Il apparaît clair au tribunal que le locataire remet maintenant en cause la preuve soumise à l’audience en raison des conclusions de la décision. Il a donc plutôt été pris par surprise par la décision et il appert qu’ayant connu d’avance ses conclusions, il se serait préparé différemment. Il demande d’ailleurs la possibilité d’avoir une nouvelle audience pour lui permettre d’apporter des preuves additionnelles. »[5]

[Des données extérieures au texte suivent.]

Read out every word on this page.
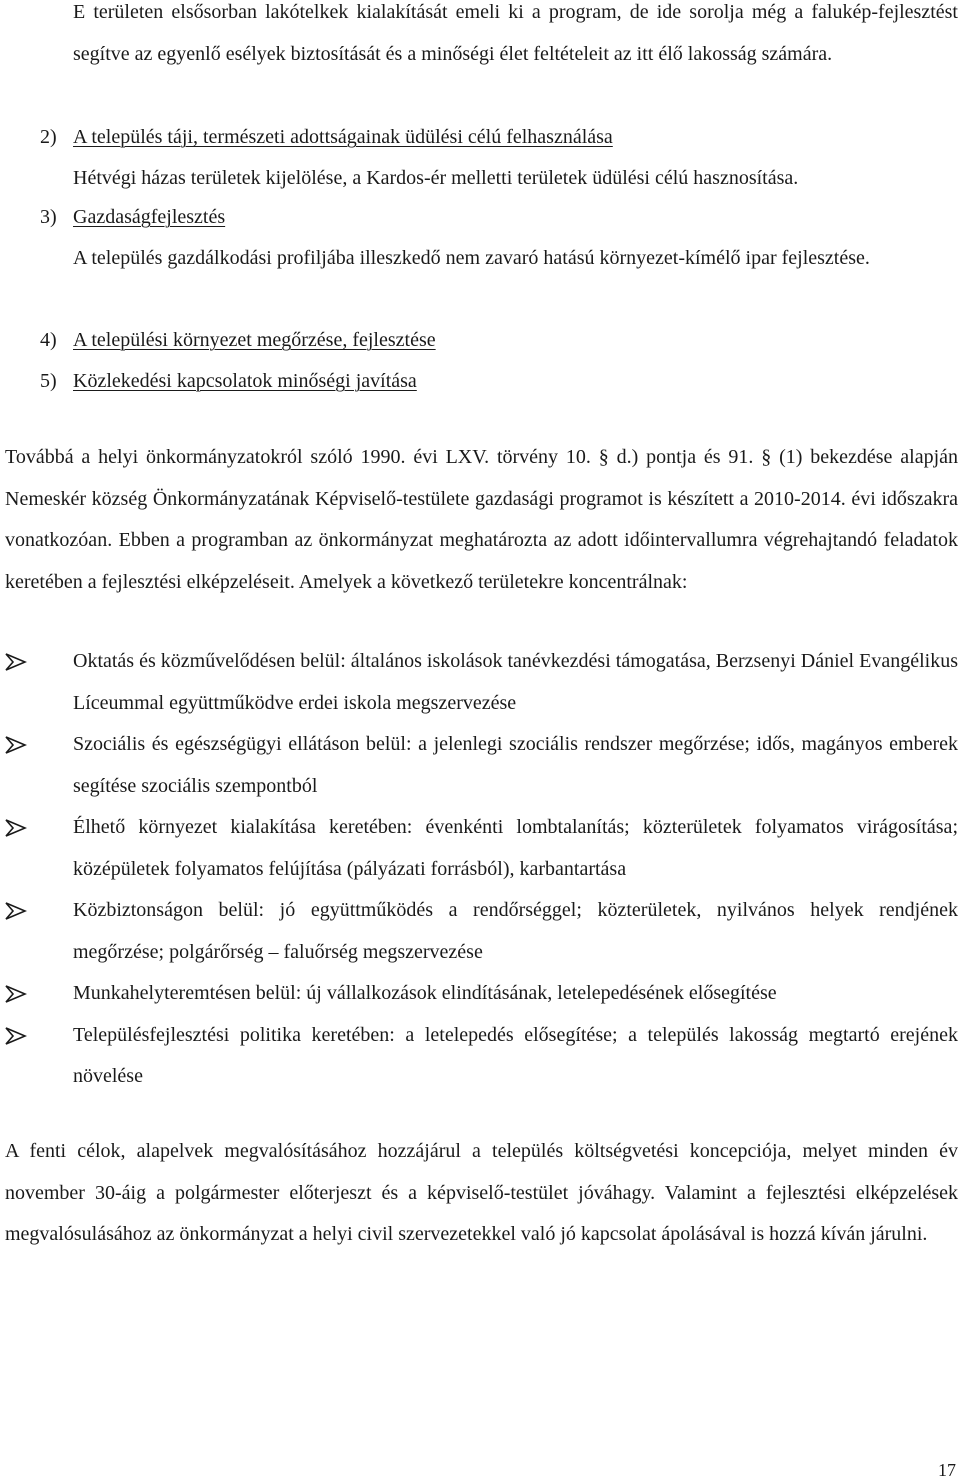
E területen elsősorban lakótelkek kialakítását emeli ki a program, de ide sorolja még a falukép-fejlesztést segítve az egyenlő esélyek biztosítását és a minőségi élet feltételeit az itt élő lakosság számára.
2) A település táji, természeti adottságainak üdülési célú felhasználása
Hétvégi házas területek kijelölése, a Kardos-ér melletti területek üdülési célú hasznosítása.
3) Gazdaságfejlesztés
A település gazdálkodási profiljába illeszkedő nem zavaró hatású környezet-kímélő ipar fejlesztése.
4) A települési környezet megőrzése, fejlesztése
5) Közlekedési kapcsolatok minőségi javítása
Továbbá a helyi önkormányzatokról szóló 1990. évi LXV. törvény 10. § d.) pontja és 91. § (1) bekezdése alapján Nemeskér község Önkormányzatának Képviselő-testülete gazdasági programot is készített a 2010-2014. évi időszakra vonatkozóan. Ebben a programban az önkormányzat meghatározta az adott időintervallumra végrehajtandó feladatok keretében a fejlesztési elképzeléseit. Amelyek a következő területekre koncentrálnak:
Oktatás és közművelődésen belül: általános iskolások tanévkezdési támogatása, Berzsenyi Dániel Evangélikus Líceummal együttműködve erdei iskola megszervezése
Szociális és egészségügyi ellátáson belül: a jelenlegi szociális rendszer megőrzése; idős, magányos emberek segítése szociális szempontból
Élhető környezet kialakítása keretében: évenkénti lombtalanítás; közterületek folyamatos virágosítása; középületek folyamatos felújítása (pályázati forrásból), karbantartása
Közbiztonságon belül: jó együttműködés a rendőrséggel; közterületek, nyilvános helyek rendjének megőrzése; polgárőrség – faluőrség megszervezése
Munkahelyteremtésen belül: új vállalkozások elindításának, letelepedésének elősegítése
Településfejlesztési politika keretében: a letelepedés elősegítése; a település lakosság megtartó erejének növelése
A fenti célok, alapelvek megvalósításához hozzájárul a település költségvetési koncepciója, melyet minden év november 30-áig a polgármester előterjeszt és a képviselő-testület jóváhagy. Valamint a fejlesztési elképzelések megvalósulásához az önkormányzat a helyi civil szervezetekkel való jó kapcsolat ápolásával is hozzá kíván járulni.
17
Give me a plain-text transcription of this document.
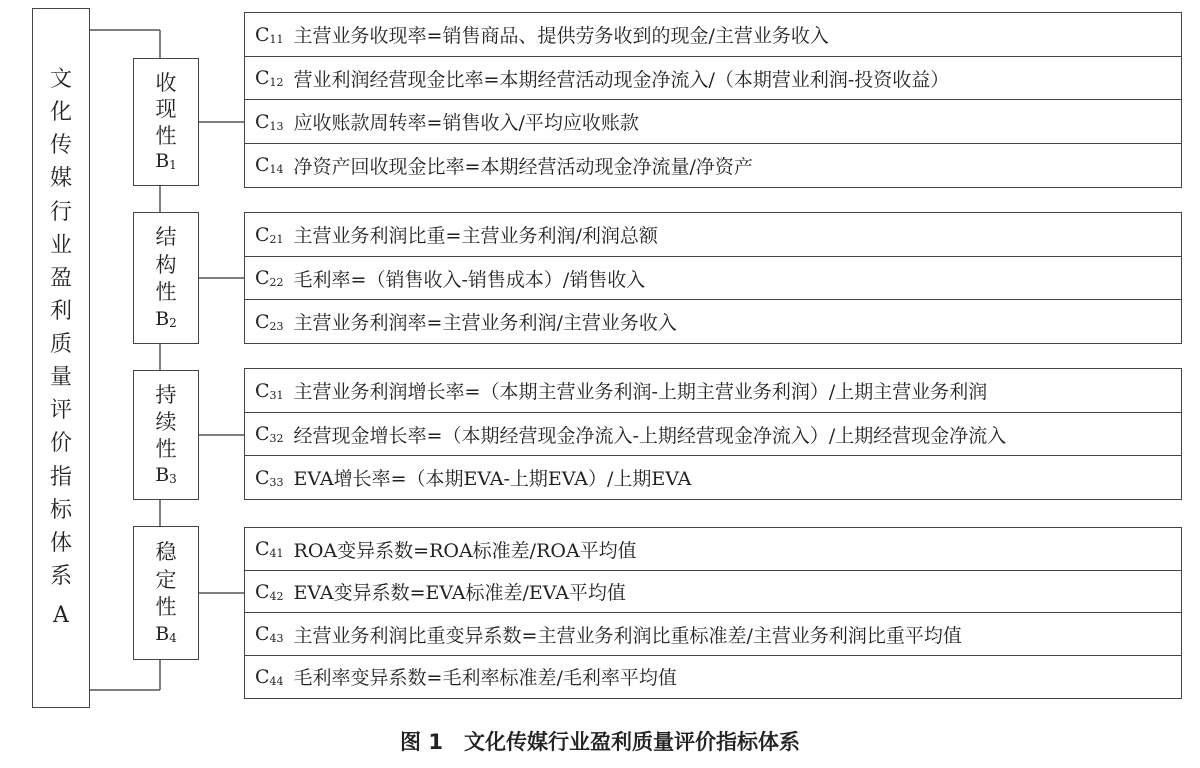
文
化
传
媒
行
业
盈
利
质
量
评
价
指
标
体
系
A
收
现
性
$B_1$
结
构
性
$B_2$
持
续
性
$B_3$
稳
定
性
$B_4$
$C_{11}$ 主营业务收现率=销售商品、提供劳务收到的现金/主营业务收入
$C_{12}$ 营业利润经营现金比率=本期经营活动现金净流入/（本期营业利润-投资收益）
$C_{13}$ 应收账款周转率=销售收入/平均应收账款
$C_{14}$ 净资产回收现金比率=本期经营活动现金净流量/净资产
$C_{21}$ 主营业务利润比重=主营业务利润/利润总额
$C_{22}$ 毛利率=（销售收入-销售成本）/销售收入
$C_{23}$ 主营业务利润率=主营业务利润/主营业务收入
$C_{31}$ 主营业务利润增长率=（本期主营业务利润-上期主营业务利润）/上期主营业务利润
$C_{32}$ 经营现金增长率=（本期经营现金净流入-上期经营现金净流入）/上期经营现金净流入
$C_{33}$ EVA增长率=（本期EVA-上期EVA）/上期EVA
$C_{41}$ ROA变异系数=ROA标准差/ROA平均值
$C_{42}$ EVA变异系数=EVA标准差/EVA平均值
$C_{43}$ 主营业务利润比重变异系数=主营业务利润比重标准差/主营业务利润比重平均值
$C_{44}$ 毛利率变异系数=毛利率标准差/毛利率平均值
图 1　文化传媒行业盈利质量评价指标体系
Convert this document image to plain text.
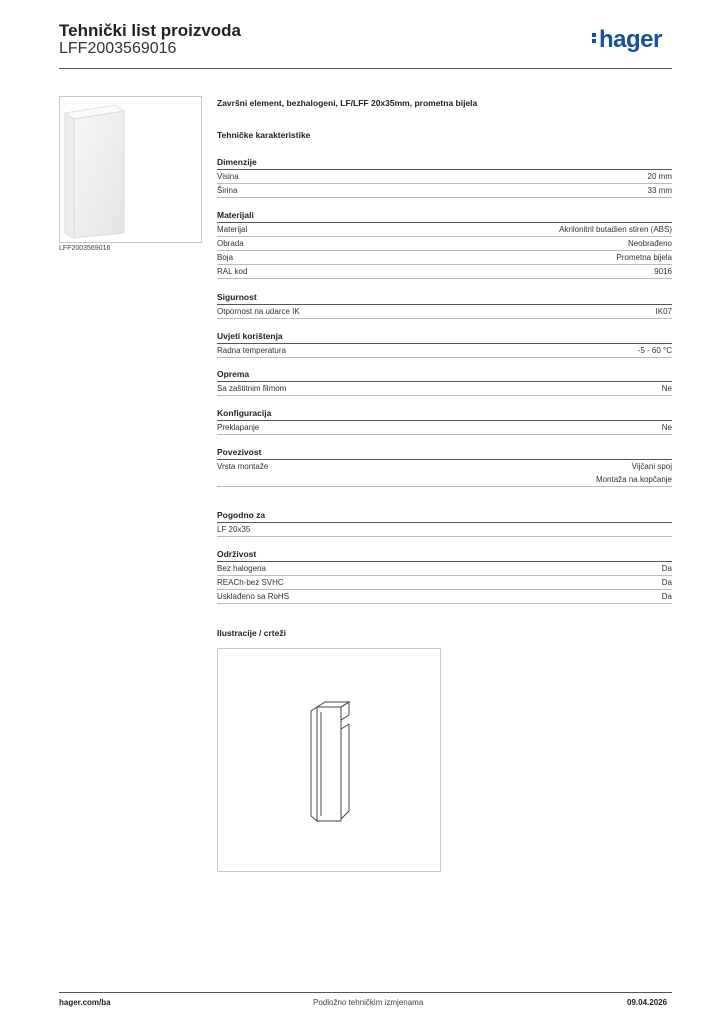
Tehnički list proizvoda
LFF2003569016	hager
LFF2003569016
Završni element, bezhalogeni, LF/LFF 20x35mm, prometna bijela
Tehničke karakteristike
Dimenzije
Visina	20 mm
Širina	33 mm
Materijali
Materijal	Akrilonitril butadien stiren (ABS)
Obrada	Neobrađeno
Boja	Prometna bijela
RAL kod	9016
Sigurnost
Otpornost na udarce IK	IK07
Uvjeti korištenja
Radna temperatura	-5 - 60 °C
Oprema
Sa zaštitnim filmom	Ne
Konfiguracija
Preklapanje	Ne
Povezivost
Vrsta montaže	Vijčani spoj
Montaža na kopčanje
Pogodno za
LF 20x35
Održivost
Bez halogena	Da
REACh-bez SVHC	Da
Usklađeno sa RoHS	Da
Ilustracije / crteži
hager.com/ba	Podložno tehničkim izmjenama	09.04.2026
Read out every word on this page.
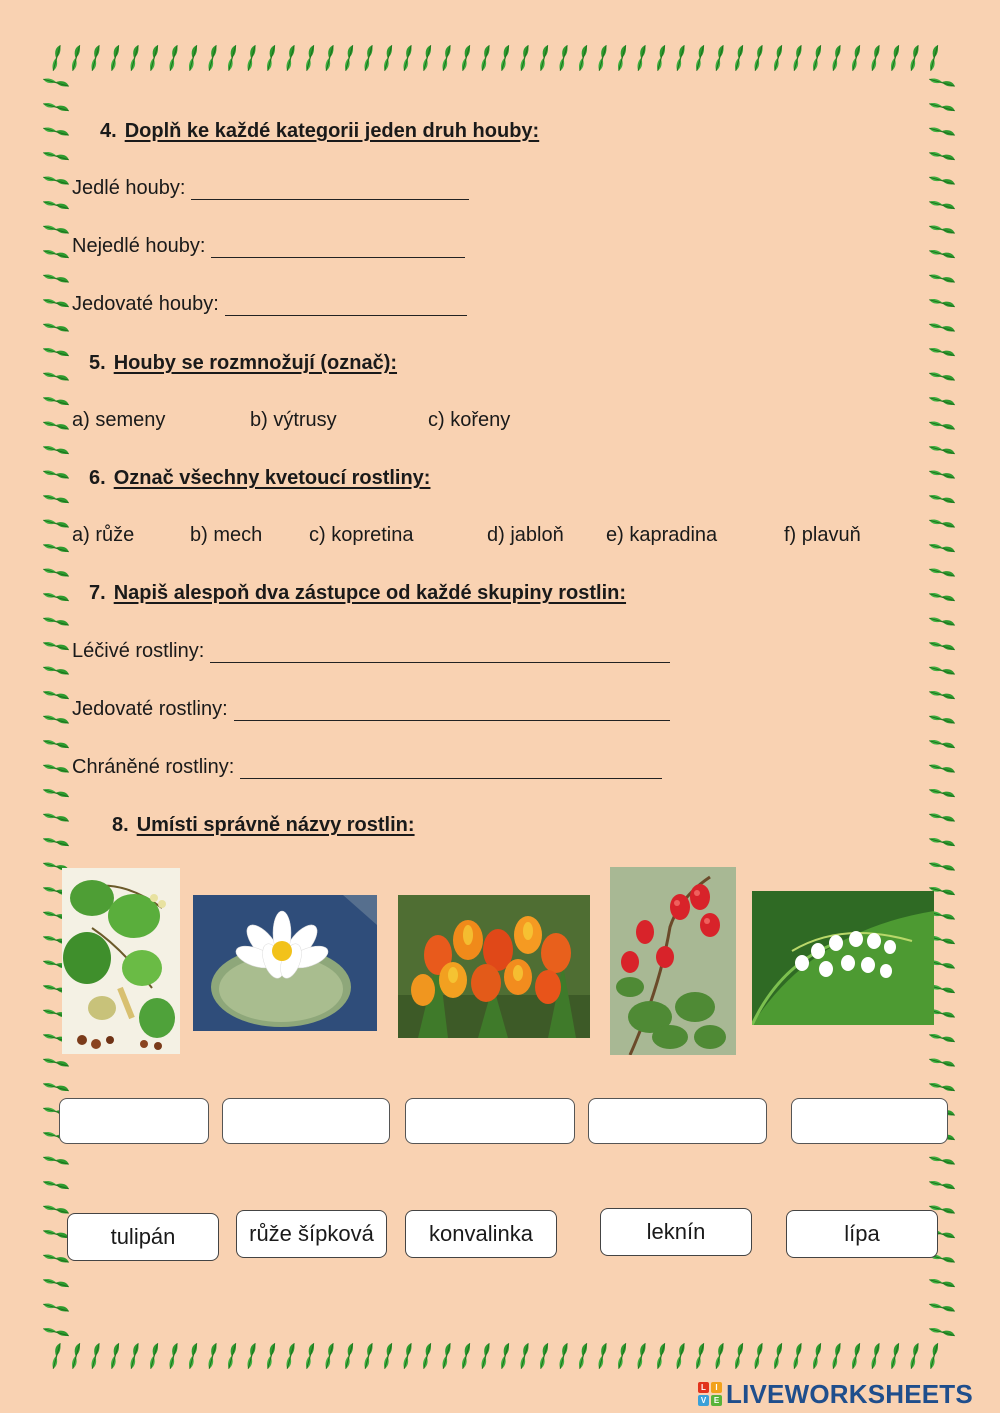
4. Doplň ke každé kategorii jeden druh houby:
Jedlé houby:
Nejedlé houby:
Jedovaté houby:
5. Houby se rozmnožují (označ):
a) semeny	b) výtrusy	c) kořeny
6. Označ všechny kvetoucí rostliny:
a) růže	b) mech c) kopretina	d) jabloň e) kapradina	f) plavuň
7. Napiš alespoň dva zástupce od každé skupiny rostlin:
Léčivé rostliny:
Jedovaté rostliny:
Chráněné rostliny:
8. Umísti správně názvy rostlin:
tulipán	růže šípková	konvalinka	leknín	lípa
L	I
V E LIVEWORKSHEETS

[32]   Au surplus, la preuve démontre que les demandes de rétractation ont été produites tardivement, le locataire n'ayant pas expliqué le délai s'étant écoulé entre le 10 mai 2021 et l'introduction de la présente demande.

[33]   Pour l’ensemble de ces motifs, les demandes de rétractation doivent être rejetées.

POUR CES MOTIFS, LE TRIBUNAL :

[34]   REJETTE les demandes de rétractation du locataire dans les dossiers 446960 et 505905;


[35]   MAINTIENT la décision du 3 mai 2021.

 

 

 

 

 

 

 

 

Pascale McLean

 

Présence(s) :

le locataire

le locateur

Date de l’audience :  

10 juin 2021

 

 

 


 



[1] Notamment, les articles 2803 et 2804 C.c.Q.

[2] Entreprises Roger Pilon inc. et al. c. Atlantis Real Estate Co., [1980] C.A. 218.

[3] Le bail de logement: analyse de la jurisprudence, Wilson & Lafleur Ltée (1989) Montréal, p. 307.

[4] Cour supérieure 200-17-001038-983, REJB 1999-12482.

[5] O’Callagan c. Fattal [2003], j. a. Jodoin, J.L. 265.